Penobscot Bay Pilot article provides platform for Mark Coursey, attorney for 20 Central LLC, to share strategy for coming appeal.

Map from 1875 shows viewshed from Central Street

A new article has appeared, this time in the Penobscot Bay Pilot. Far from the tone of the Village Soup article explaining both sides of the appeal, this one attacks the appellants as individuals and their rights to appeal the approval. Perhaps we can debunk this article point-by-point.

Quoting attorney for 20 Central LLC, Mark Coursey, “The Appellants main claim to having the standing necessary to make this appeal is not that their property will be directly affected by this project, but rather that there is the potential that they will be bothered personally when they visit downtown by increased traffic, less parking and impaired scenic views.” No, Mr. Coursey, the appellants all live within walking distance of the proposed hotel, and will be directly impacted by the parking, traffic, noise, lights and loss of scenic view. Perhaps more importantly, though, the arguments for the appeal are based upon failure to follow the Land Use Ordinance. So while the appellants all do have standing, they are not arguing for themselves, but rather the sanctity of the town’s Land Use Ordinance and the processes meant to enforce it.

The article goes on to say that Coursey states that “… (the basis for the appeal) should be whether the planning board’s decision was made within the board’s scope of authority, not whether the board made errors of law, abused its discretion and made findings not supported by substantial evident in the record.” I am no lawyer, but it seems to me that the “scope of authority” of the planning board should not include making errors of law or abusing its discretion or making findings not supported by substantial evidence in the record. So, they each seem like a reasonable basis for an appeal. Right? Do they really have the ‘right’ to do those things?

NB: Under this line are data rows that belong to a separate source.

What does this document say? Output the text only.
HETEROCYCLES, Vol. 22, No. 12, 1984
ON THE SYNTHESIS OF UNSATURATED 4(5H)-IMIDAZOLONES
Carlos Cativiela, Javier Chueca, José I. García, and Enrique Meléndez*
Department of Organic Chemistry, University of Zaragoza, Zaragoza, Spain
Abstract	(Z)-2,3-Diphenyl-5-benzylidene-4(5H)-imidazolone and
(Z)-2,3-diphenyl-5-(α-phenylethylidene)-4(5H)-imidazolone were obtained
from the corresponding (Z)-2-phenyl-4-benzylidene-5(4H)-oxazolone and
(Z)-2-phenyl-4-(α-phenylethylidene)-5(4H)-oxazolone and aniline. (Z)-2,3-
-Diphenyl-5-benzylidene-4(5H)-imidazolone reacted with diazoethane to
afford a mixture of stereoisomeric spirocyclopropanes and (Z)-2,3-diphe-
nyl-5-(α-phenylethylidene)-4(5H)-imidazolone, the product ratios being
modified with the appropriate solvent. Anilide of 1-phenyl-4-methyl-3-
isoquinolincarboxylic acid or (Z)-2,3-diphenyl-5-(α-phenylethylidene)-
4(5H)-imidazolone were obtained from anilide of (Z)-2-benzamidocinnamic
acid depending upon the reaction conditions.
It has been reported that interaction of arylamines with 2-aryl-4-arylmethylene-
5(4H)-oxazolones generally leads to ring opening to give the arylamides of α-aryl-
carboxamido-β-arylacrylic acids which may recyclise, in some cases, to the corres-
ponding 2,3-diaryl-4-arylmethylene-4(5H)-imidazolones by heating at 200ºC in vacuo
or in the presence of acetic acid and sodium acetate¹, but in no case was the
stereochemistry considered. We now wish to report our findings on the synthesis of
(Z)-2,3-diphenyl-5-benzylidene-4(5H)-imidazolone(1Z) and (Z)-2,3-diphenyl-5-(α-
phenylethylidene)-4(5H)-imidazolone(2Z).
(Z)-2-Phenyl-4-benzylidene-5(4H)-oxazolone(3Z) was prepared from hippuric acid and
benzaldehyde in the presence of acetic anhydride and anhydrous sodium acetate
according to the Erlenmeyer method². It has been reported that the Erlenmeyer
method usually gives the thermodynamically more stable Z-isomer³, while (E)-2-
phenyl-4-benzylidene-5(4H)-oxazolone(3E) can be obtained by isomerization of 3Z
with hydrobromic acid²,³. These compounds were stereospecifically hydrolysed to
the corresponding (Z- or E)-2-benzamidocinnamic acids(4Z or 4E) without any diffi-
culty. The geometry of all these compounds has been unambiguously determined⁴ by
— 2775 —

He also comments on the scenic view provisions of the ordinance. The article says Coursey comments “…the scenic view dispute is not “of the type” that needs addressing, given that the space, “has been of changing character throughout Rockport’s existence.” Let’s start with the ordinance itself this time. Section 1003 states “structures shall impede as little as reasonably practical, scenic views from the main road or from existing structures and nearby undeveloped areas.” It says shall, not may, and does not say ‘things change’ is a way around the code. Oh, and if things change so often, how is it that since at least 1875 when this map was drawn there has been open space there?